Hyerim Han, Korea (Rep)

Katsunori Nakamura-Matori, Japan

Christelle Robinet, France

Jianghua Sun, China

About Unit

The focus of our Working Party is a single forest disease, pine wilt disease (PWD), which is a unique feature of the Unit.  The Working Party serves as an information exchange to advance understanding of PWD as an insect-borne infectious challenge to pine trees and pine ecosystems and to advance control strategies and tactics.  Membership includes scientists from fields such as entomology, nematology, pathology, genetics and tree physiology, as well as government officials involved with regulatory and control aspects of the disease.  The Working Party aims to facilitate an international exchange of information on the all aspects of PWD.

Meetings are held every 3-4 years with the site alternating between Europe and Asia.  Satellite meetings are held, as needed, on an irregular basis.

State of Knowledge

Early studies on pine wilt were conducted in Japan as it was the first county to suffer epidemic losses of forest trees.  In the 1980s the origin of the pinewood nematode was determined to be North America and studies of the nematode, its pathogenicity and its insect vectors were undertaken also in the U.S. and Canada.  Basic information on the biology of the nematode and its insect vectors has been summarized in a number of review articles and books.

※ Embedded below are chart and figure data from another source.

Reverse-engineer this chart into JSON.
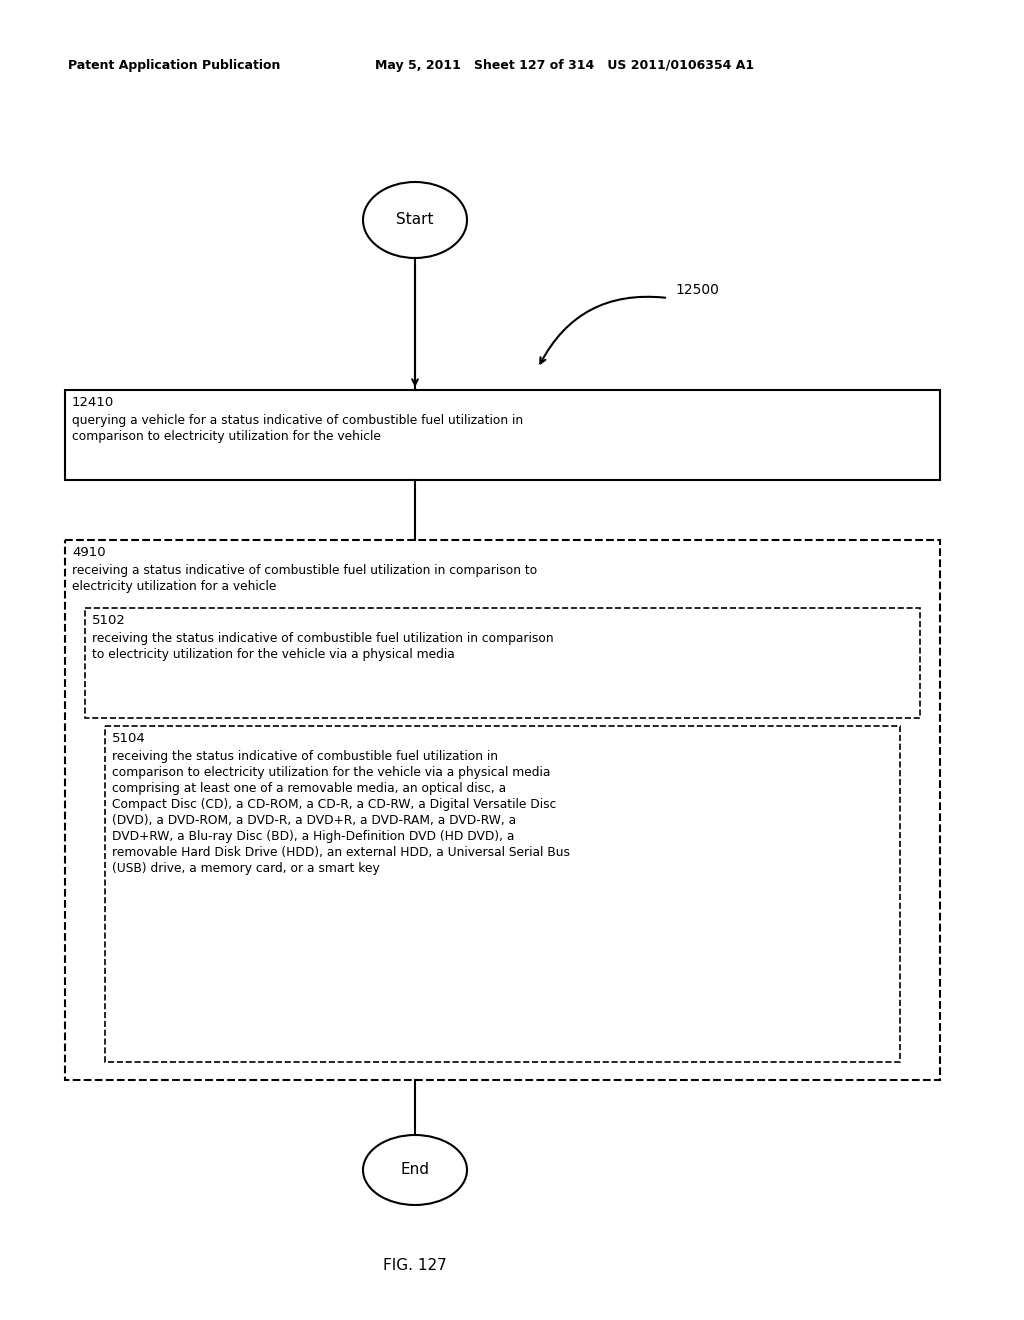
{
  "header_left": "Patent Application Publication",
  "header_mid": "May 5, 2011   Sheet 127 of 314   US 2011/0106354 A1",
  "fig_label": "FIG. 127",
  "diagram_label": "12500",
  "start_label": "Start",
  "end_label": "End",
  "box1_id": "12410",
  "box1_line1": "querying a vehicle for a status indicative of combustible fuel utilization in",
  "box1_line2": "comparison to electricity utilization for the vehicle",
  "box2_id": "4910",
  "box2_line1": "receiving a status indicative of combustible fuel utilization in comparison to",
  "box2_line2": "electricity utilization for a vehicle",
  "box3_id": "5102",
  "box3_line1": "receiving the status indicative of combustible fuel utilization in comparison",
  "box3_line2": "to electricity utilization for the vehicle via a physical media",
  "box4_id": "5104",
  "box4_line1": "receiving the status indicative of combustible fuel utilization in",
  "box4_line2": "comparison to electricity utilization for the vehicle via a physical media",
  "box4_line3": "comprising at least one of a removable media, an optical disc, a",
  "box4_line4": "Compact Disc (CD), a CD-ROM, a CD-R, a CD-RW, a Digital Versatile Disc",
  "box4_line5": "(DVD), a DVD-ROM, a DVD-R, a DVD+R, a DVD-RAM, a DVD-RW, a",
  "box4_line6": "DVD+RW, a Blu-ray Disc (BD), a High-Definition DVD (HD DVD), a",
  "box4_line7": "removable Hard Disk Drive (HDD), an external HDD, a Universal Serial Bus",
  "box4_line8": "(USB) drive, a memory card, or a smart key",
  "bg_color": "#ffffff",
  "text_color": "#000000"
}
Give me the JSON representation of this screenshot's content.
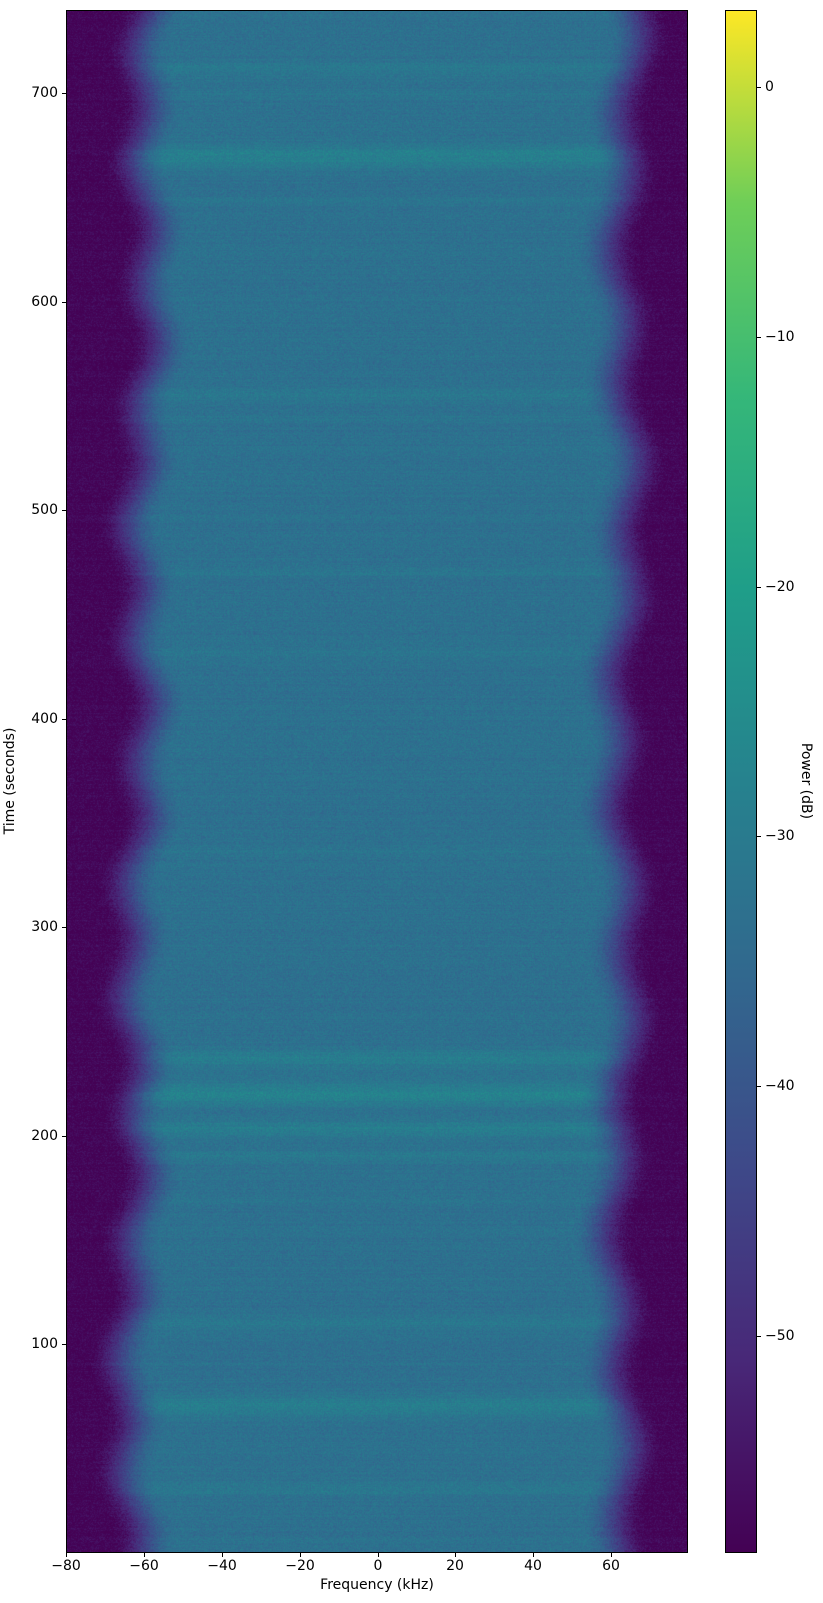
{
  "chart_data": {
    "type": "heatmap",
    "subtype": "spectrogram-waterfall",
    "title": "",
    "xlabel": "Frequency (kHz)",
    "ylabel": "Time (seconds)",
    "colorbar_label": "Power (dB)",
    "x_range_khz": [
      -80,
      79.7
    ],
    "y_range_s": [
      0,
      740
    ],
    "value_range_db": [
      -58.7,
      3.1
    ],
    "x_ticks": {
      "values": [
        -80,
        -60,
        -40,
        -20,
        0,
        20,
        40,
        60
      ],
      "labels": [
        "−80",
        "−60",
        "−40",
        "−20",
        "0",
        "20",
        "40",
        "60"
      ]
    },
    "y_ticks": {
      "values": [
        100,
        200,
        300,
        400,
        500,
        600,
        700
      ],
      "labels": [
        "100",
        "200",
        "300",
        "400",
        "500",
        "600",
        "700"
      ]
    },
    "colorbar_ticks": {
      "values": [
        0,
        -10,
        -20,
        -30,
        -40,
        -50
      ],
      "labels": [
        "0",
        "−10",
        "−20",
        "−30",
        "−40",
        "−50"
      ]
    },
    "colormap": "viridis",
    "colormap_stops": [
      {
        "pos": 0.0,
        "color": "#440154"
      },
      {
        "pos": 0.125,
        "color": "#482878"
      },
      {
        "pos": 0.25,
        "color": "#3e4989"
      },
      {
        "pos": 0.375,
        "color": "#31688e"
      },
      {
        "pos": 0.5,
        "color": "#26828e"
      },
      {
        "pos": 0.625,
        "color": "#1f9e89"
      },
      {
        "pos": 0.75,
        "color": "#35b779"
      },
      {
        "pos": 0.875,
        "color": "#6ece58"
      },
      {
        "pos": 1.0,
        "color": "#fde725"
      }
    ],
    "signal_model": {
      "noise_floor_db": -58,
      "passband_power_db": -33,
      "passband_flat_khz": [
        -72,
        70
      ],
      "edge_transition_khz": 17,
      "pixel_noise_sigma_db": 2.3
    },
    "time_bands": [
      {
        "time_s": 712,
        "boost_db": 2.5,
        "width_s": 5
      },
      {
        "time_s": 700,
        "boost_db": 1.3,
        "width_s": 3
      },
      {
        "time_s": 670,
        "boost_db": 4.5,
        "width_s": 8
      },
      {
        "time_s": 648,
        "boost_db": 1.3,
        "width_s": 3
      },
      {
        "time_s": 556,
        "boost_db": 2.3,
        "width_s": 4
      },
      {
        "time_s": 545,
        "boost_db": 1.2,
        "width_s": 3
      },
      {
        "time_s": 470,
        "boost_db": 1.5,
        "width_s": 3
      },
      {
        "time_s": 432,
        "boost_db": 1.5,
        "width_s": 3
      },
      {
        "time_s": 336,
        "boost_db": 1.3,
        "width_s": 3
      },
      {
        "time_s": 237,
        "boost_db": 3.8,
        "width_s": 6
      },
      {
        "time_s": 220,
        "boost_db": 5.0,
        "width_s": 8
      },
      {
        "time_s": 203,
        "boost_db": 3.8,
        "width_s": 6
      },
      {
        "time_s": 190,
        "boost_db": 2.5,
        "width_s": 4
      },
      {
        "time_s": 168,
        "boost_db": 1.3,
        "width_s": 3
      },
      {
        "time_s": 110,
        "boost_db": 2.3,
        "width_s": 4
      },
      {
        "time_s": 70,
        "boost_db": 4.0,
        "width_s": 7
      },
      {
        "time_s": 30,
        "boost_db": 2.3,
        "width_s": 5
      }
    ]
  }
}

The range of the PWN has been extended through international trade and was identified in other Asian countries in the 1980s.  Its range expanded to Europe (Portugal) in 1999. Different host tree species, insect vectors and environmental conditions in the newly introduced area required a new series of investigations.  In addition, advances in taxonomy of Bursaphelenchus nematodes drove studies in related fields. Control measures of PWD, including biological agents and newly devised attractants for the vectors, have been a main subject of the discussion.  Detection and interception of the nematode in relation to international plant protection is a current topic of importance.